True, just triggering the morph could be enough, but I was thinking of the blend between the separate "flattening" morphs and the morph effect in the area of the actual deflation.

So, for all of the tire, I have one morph active but in the area against the ground, I have another morph controlled by the weight map, with a more gradual blend into the first morph, if that makes sense.

That way, you could have several active morphs to get a more realistic result, and the portion controlled by the weight map would blend a little better with the other morphs.

On the distance, it would be distance on a single axis.
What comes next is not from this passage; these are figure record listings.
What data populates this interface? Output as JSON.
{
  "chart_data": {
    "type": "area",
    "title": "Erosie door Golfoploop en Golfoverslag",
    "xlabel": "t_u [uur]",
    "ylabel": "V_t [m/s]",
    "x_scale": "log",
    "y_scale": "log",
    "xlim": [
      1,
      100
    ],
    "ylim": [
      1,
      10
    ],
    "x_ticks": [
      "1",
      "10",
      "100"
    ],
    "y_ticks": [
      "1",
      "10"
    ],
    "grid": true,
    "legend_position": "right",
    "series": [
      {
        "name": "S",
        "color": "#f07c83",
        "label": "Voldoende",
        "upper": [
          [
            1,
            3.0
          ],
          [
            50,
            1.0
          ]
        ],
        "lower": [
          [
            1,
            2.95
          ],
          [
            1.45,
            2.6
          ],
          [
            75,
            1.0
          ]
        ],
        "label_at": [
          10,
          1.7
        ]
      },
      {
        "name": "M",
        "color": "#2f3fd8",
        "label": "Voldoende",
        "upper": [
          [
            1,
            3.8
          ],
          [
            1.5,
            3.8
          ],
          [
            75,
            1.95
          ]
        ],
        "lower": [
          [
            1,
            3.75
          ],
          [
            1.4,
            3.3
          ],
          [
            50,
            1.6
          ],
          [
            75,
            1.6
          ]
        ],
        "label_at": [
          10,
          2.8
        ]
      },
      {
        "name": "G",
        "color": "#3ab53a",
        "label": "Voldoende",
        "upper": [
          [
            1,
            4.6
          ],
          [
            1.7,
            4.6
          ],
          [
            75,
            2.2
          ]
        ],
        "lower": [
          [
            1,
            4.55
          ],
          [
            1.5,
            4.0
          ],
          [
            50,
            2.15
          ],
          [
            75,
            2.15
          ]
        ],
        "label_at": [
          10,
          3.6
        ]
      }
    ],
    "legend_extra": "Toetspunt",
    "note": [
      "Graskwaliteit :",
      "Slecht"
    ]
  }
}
Perhaps on the Y axis. Then you could place the null in the center of the tire, and make the tire its parent. The tire would control its rotation and position, but you could control the null on Y axis, moving it up or down for more or less flattening.

objuan
07-02-2018, 10:57 AM
Thanks for all the thoughts guys! If the client gives the go ahead, I'll dive in...

jeric_synergy
07-02-2018, 01:07 PM
On the distance, it would be distance on a single axis. Perhaps on the Y axis. Then you could place the null in the center of the tire, and make the tire its parent. The tire would control its rotation and position, but you could control the null on Y axis, moving it up or down for more or less flattening.
Possibly someone already caught this, but: if the null is the child of the tyre, {any/many} translation{s} away from the tyre's local origin will cause it to oscillate as the tyre rotates.

Rather than making it a child, you could constrain the null's position using, well, Constraints in the Motion Panel. It would match the tyre's Position, without inheriting its Rotation.